Żywność pochodzenia roślinnego jest dodatkowo bogata w przeciwzapalne polifenole, czyli naturalne związki bioaktywne wytwarzane przez rośliny jako metabolity (m.in. flawonoidy, lignany, kwas fenolowy i stylbeny). Do takich prozdrowotnych pomocników zaliczamy także witaminę C i E, beta-karoten, potas i magnez. W szczególności wykazano, że te dwa ostatnie działają profilaktycznie w przypadku udarów oraz arytmii.

Ponadto liczne badania wykazały, że dieta roślinna pomaga w kontroli glikemii i prowadzi do wzrostu poziomu wrażliwości na insulinę. Jest to istotne przede wszystkim pod kątem profilaktyki cukrzycy typu 2.
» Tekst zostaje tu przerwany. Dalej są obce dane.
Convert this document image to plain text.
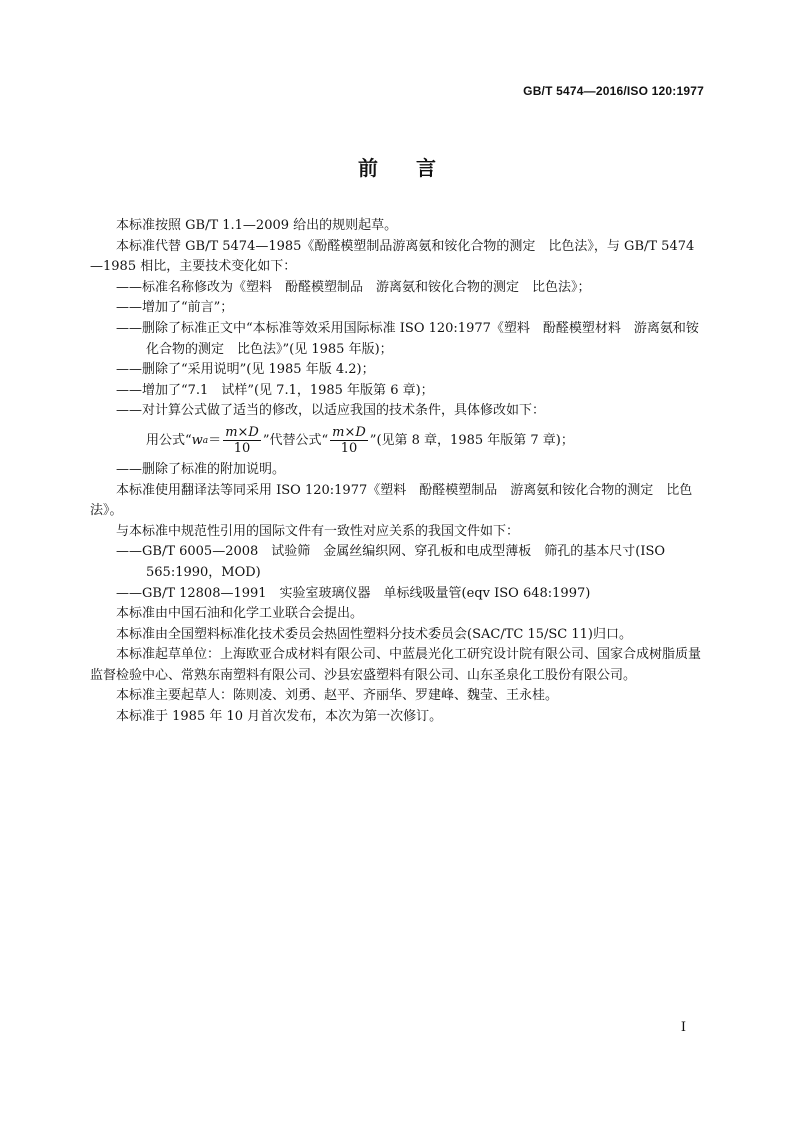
GB/T 5474—2016/ISO 120:1977
前言

本标准按照 GB/T 1.1—2009 给出的规则起草。

本标准代替 GB/T 5474—1985《酚醛模塑制品游离氨和铵化合物的测定　比色法》，与 GB/T 5474—1985 相比，主要技术变化如下：

——标准名称修改为《塑料　酚醛模塑制品　游离氨和铵化合物的测定　比色法》；

——增加了“前言”；

——删除了标准正文中“本标准等效采用国际标准 ISO 120:1977《塑料　酚醛模塑材料　游离氨和铵化合物的测定　比色法》”(见 1985 年版)；

——删除了“采用说明”(见 1985 年版 4.2)；

——增加了“7.1　试样”(见 7.1，1985 年版第 6 章)；

——对计算公式做了适当的修改，以适应我国的技术条件，具体修改如下：

用公式“ w $a = \frac{m\times D}{10}$ ”代替公式“ $\frac{m\times D}{10}$ ”(见第 8 章，1985 年版第 7 章)；

——删除了标准的附加说明。

本标准使用翻译法等同采用 ISO 120:1977《塑料　酚醛模塑制品　游离氨和铵化合物的测定　比色法》。

与本标准中规范性引用的国际文件有一致性对应关系的我国文件如下：

——GB/T 6005—2008　试验筛　金属丝编织网、穿孔板和电成型薄板　筛孔的基本尺寸(ISO 565:1990，MOD)

——GB/T 12808—1991　实验室玻璃仪器　单标线吸量管(eqv ISO 648:1997)

本标准由中国石油和化学工业联合会提出。

本标准由全国塑料标准化技术委员会热固性塑料分技术委员会(SAC/TC 15/SC 11)归口。

本标准起草单位：上海欧亚合成材料有限公司、中蓝晨光化工研究设计院有限公司、国家合成树脂质量监督检验中心、常熟东南塑料有限公司、沙县宏盛塑料有限公司、山东圣泉化工股份有限公司。

本标准主要起草人：陈则凌、刘勇、赵平、齐丽华、罗建峰、魏莹、王永桂。

本标准于 1985 年 10 月首次发布，本次为第一次修订。

I
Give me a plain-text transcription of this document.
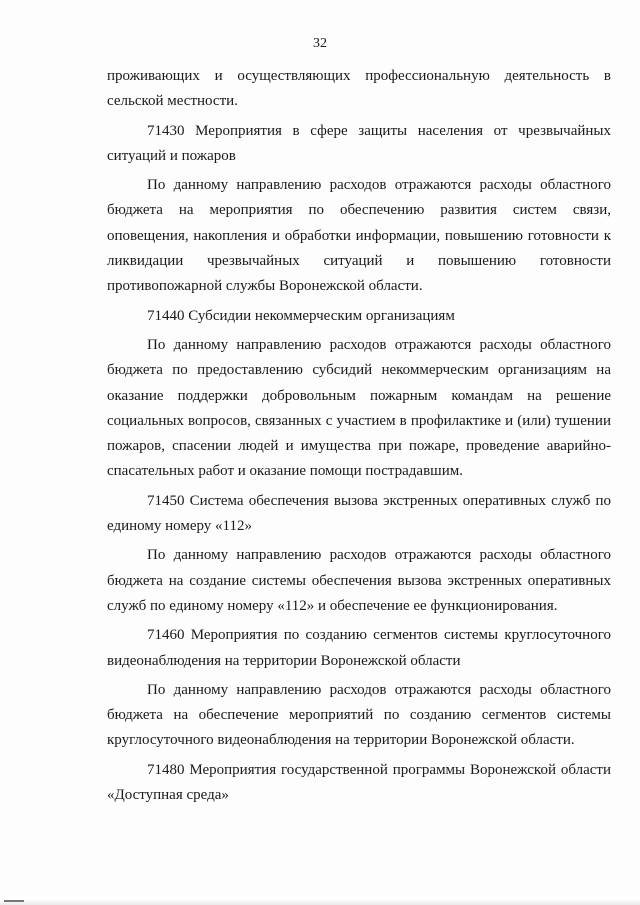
32

проживающих и осуществляющих профессиональную деятельность в сельской местности.

71430 Мероприятия в сфере защиты населения от чрезвычайных ситуаций и пожаров

По данному направлению расходов отражаются расходы областного бюджета на мероприятия по обеспечению развития систем связи, оповещения, накопления и обработки информации, повышению готовности к ликвидации чрезвычайных ситуаций и повышению готовности противопожарной службы Воронежской области.

71440 Субсидии некоммерческим организациям

По данному направлению расходов отражаются расходы областного бюджета по предоставлению субсидий некоммерческим организациям на оказание поддержки добровольным пожарным командам на решение социальных вопросов, связанных с участием в профилактике и (или) тушении пожаров, спасении людей и имущества при пожаре, проведение аварийно-спасательных работ и оказание помощи пострадавшим.

71450 Система обеспечения вызова экстренных оперативных служб по единому номеру «112»

По данному направлению расходов отражаются расходы областного бюджета на создание системы обеспечения вызова экстренных оперативных служб по единому номеру «112» и обеспечение ее функционирования.

71460 Мероприятия по созданию сегментов системы круглосуточного видеонаблюдения на территории Воронежской области

По данному направлению расходов отражаются расходы областного бюджета на обеспечение мероприятий по созданию сегментов системы круглосуточного видеонаблюдения на территории Воронежской области.

71480 Мероприятия государственной программы Воронежской области «Доступная среда»
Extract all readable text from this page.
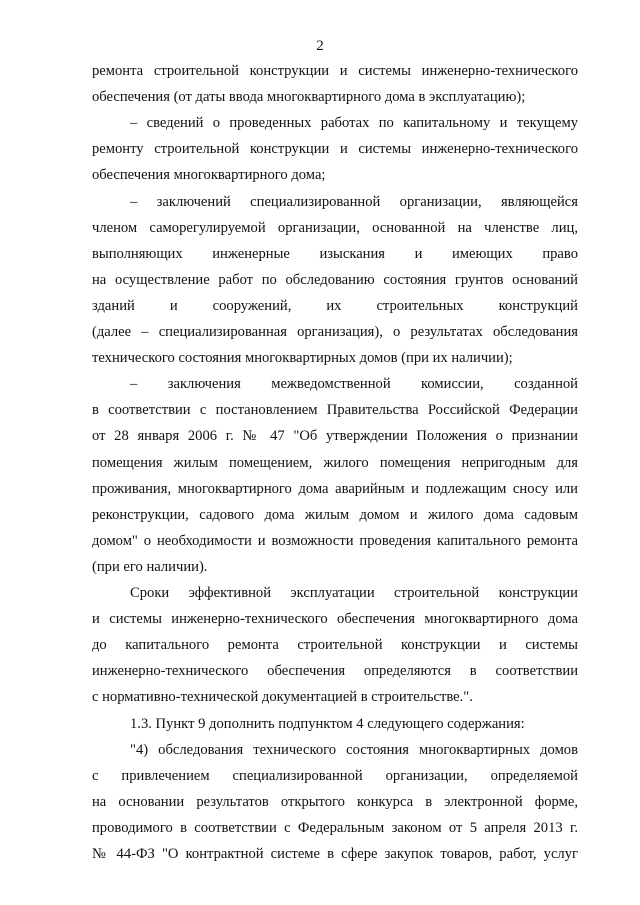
2
ремонта строительной конструкции и системы инженерно-технического
обеспечения (от даты ввода многоквартирного дома в эксплуатацию);
– сведений о проведенных работах по капитальному и текущему
ремонту строительной конструкции и системы инженерно-технического
обеспечения многоквартирного дома;
– заключений специализированной организации, являющейся
членом саморегулируемой организации, основанной на членстве лиц,
выполняющих инженерные изыскания и имеющих право
на осуществление работ по обследованию состояния грунтов оснований
зданий и сооружений, их строительных конструкций
(далее – специализированная организация), о результатах обследования
технического состояния многоквартирных домов (при их наличии);
– заключения межведомственной комиссии, созданной
в соответствии с постановлением Правительства Российской Федерации
от 28 января 2006 г. № 47 "Об утверждении Положения о признании
помещения жилым помещением, жилого помещения непригодным для
проживания, многоквартирного дома аварийным и подлежащим сносу или
реконструкции, садового дома жилым домом и жилого дома садовым
домом" о необходимости и возможности проведения капитального ремонта
(при его наличии).
Сроки эффективной эксплуатации строительной конструкции
и системы инженерно-технического обеспечения многоквартирного дома
до капитального ремонта строительной конструкции и системы
инженерно-технического обеспечения определяются в соответствии
с нормативно-технической документацией в строительстве.".
1.3. Пункт 9 дополнить подпунктом 4 следующего содержания:
"4) обследования технического состояния многоквартирных домов
с привлечением специализированной организации, определяемой
на основании результатов открытого конкурса в электронной форме,
проводимого в соответствии с Федеральным законом от 5 апреля 2013 г.
№ 44-ФЗ "О контрактной системе в сфере закупок товаров, работ, услуг
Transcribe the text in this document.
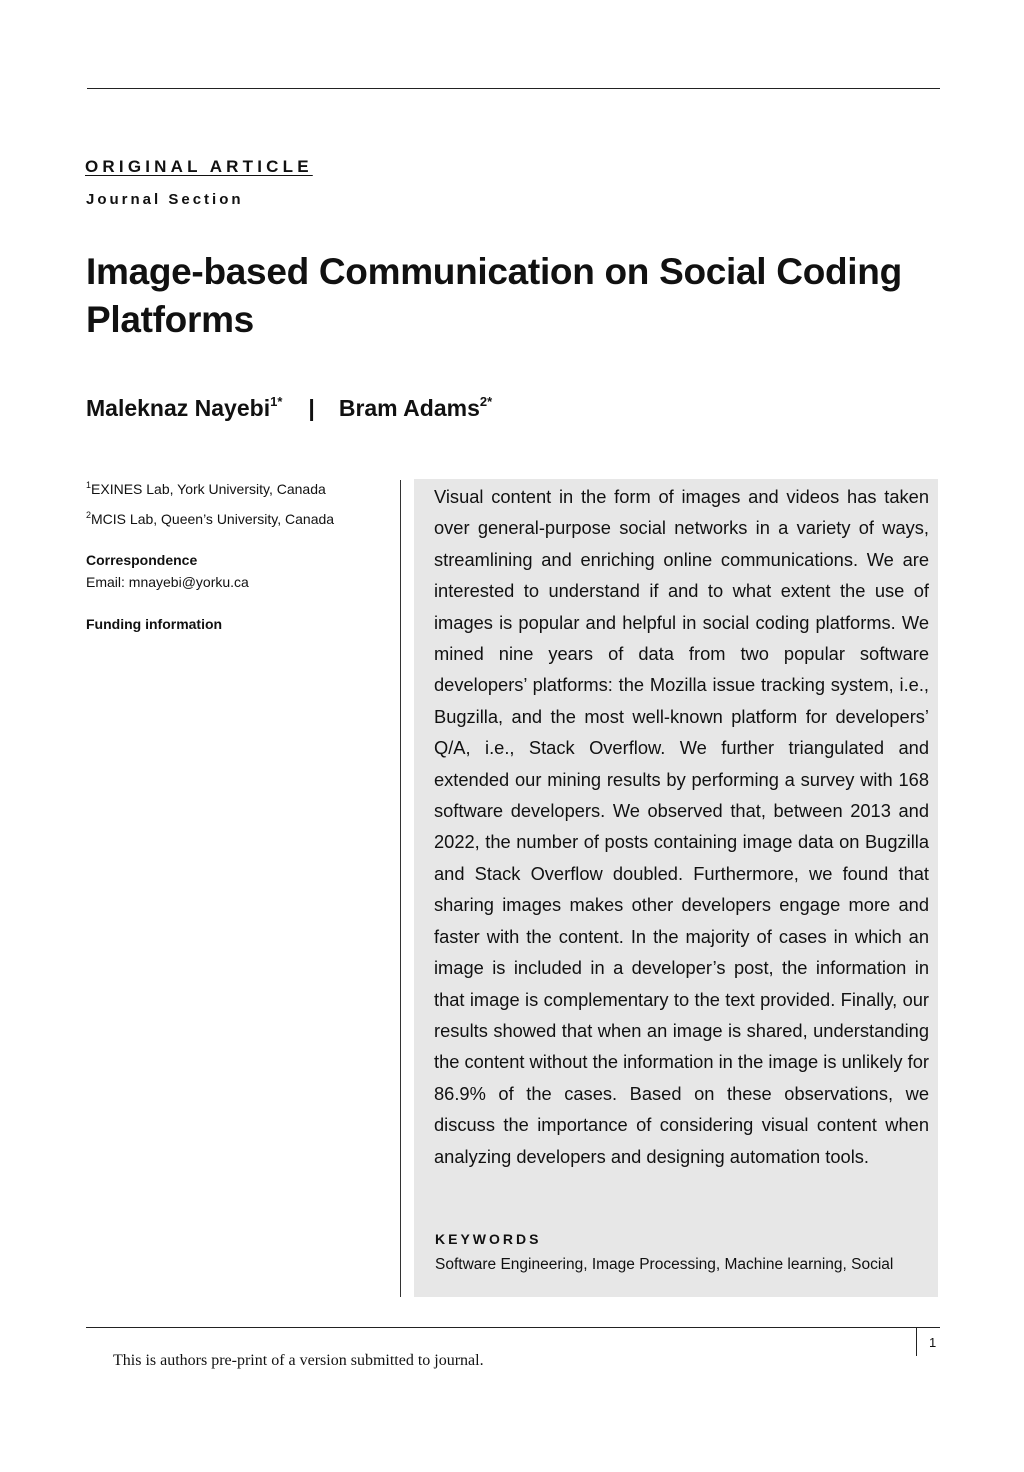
ORIGINAL ARTICLE
Journal Section
Image-based Communication on Social Coding Platforms
Maleknaz Nayebi$^{1*}$ | Bram Adams$^{2*}$
$^1$EXINES Lab, York University, Canada
$^2$MCIS Lab, Queen’s University, Canada
Correspondence
Email: mnayebi@yorku.ca
Funding information

Visual content in the form of images and videos has taken over general-purpose social networks in a variety of ways, streamlining and enriching online communications. We are interested to understand if and to what extent the use of images is popular and helpful in social coding platforms. We mined nine years of data from two popular software developers’ platforms: the Mozilla issue tracking system, i.e., Bugzilla, and the most well-known platform for developers’ Q/A, i.e., Stack Overflow. We further triangulated and extended our mining results by performing a survey with 168 software developers. We observed that, between 2013 and 2022, the number of posts containing image data on Bugzilla and Stack Overflow doubled. Furthermore, we found that sharing images makes other developers engage more and faster with the content. In the majority of cases in which an image is included in a developer’s post, the information in that image is complementary to the text provided. Finally, our results showed that when an image is shared, understanding the content without the information in the image is unlikely for 86.9% of the cases. Based on these observations, we discuss the importance of considering visual content when analyzing developers and designing automation tools.

KEYWORDS
Software Engineering, Image Processing, Machine learning, Social
1
This is authors pre-print of a version submitted to journal.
Nieodpowiednie żywienie może poskutkować niedoborem białek, kwasów tłuszczowych omega-3, żelaza, witaminy D, wapnia, cynku i jodu, a przede wszystkim witaminy B12. W takich sytuacjach zaleca się przyjmowanie doustnych suplementów diety pod kontrolą specjalisty (lekarza lub dietetyka) oraz wybór żywności uzupełniającej niedobory. W przypadku białka roślinnego istotne jest łączenie w diecie nasion roślin strączkowych z produktami zbożowymi, aby osiągnąć odpowiedni profil aminokwasów. Nie trzeba ich zestawiać w jednym posiłku – wystarczy, że będziemy sięgać po różne produkty w ciągu dnia.

Dietę wegańską należy wzbogacać suplementami, takimi jak preparaty zawierające mikroalgi z DHA, a także poprzez regularne spożywanie pokarmów o wysokiej zawartości ALA (olej lniany i rydzowy, siemię lniane, nasiona chia, migdały), co zagwarantuje optymalne spożycie tych kwasów tłuszczowych. Kolejną strategią zapewniającą odpowiednią podaż omega-3 jest wybieranie wzbogaconej żywności, takiej jak fortyfikowane napoje roślinne i produkty zbożowe. To kolejny dowód na to, że warto wyrobić w sobie nawyk czytania etykiet – nie tylko po to, aby unikać niebezpiecznych produktów, lecz także wybierać te o najbardziej prozdrowotnym potencjale.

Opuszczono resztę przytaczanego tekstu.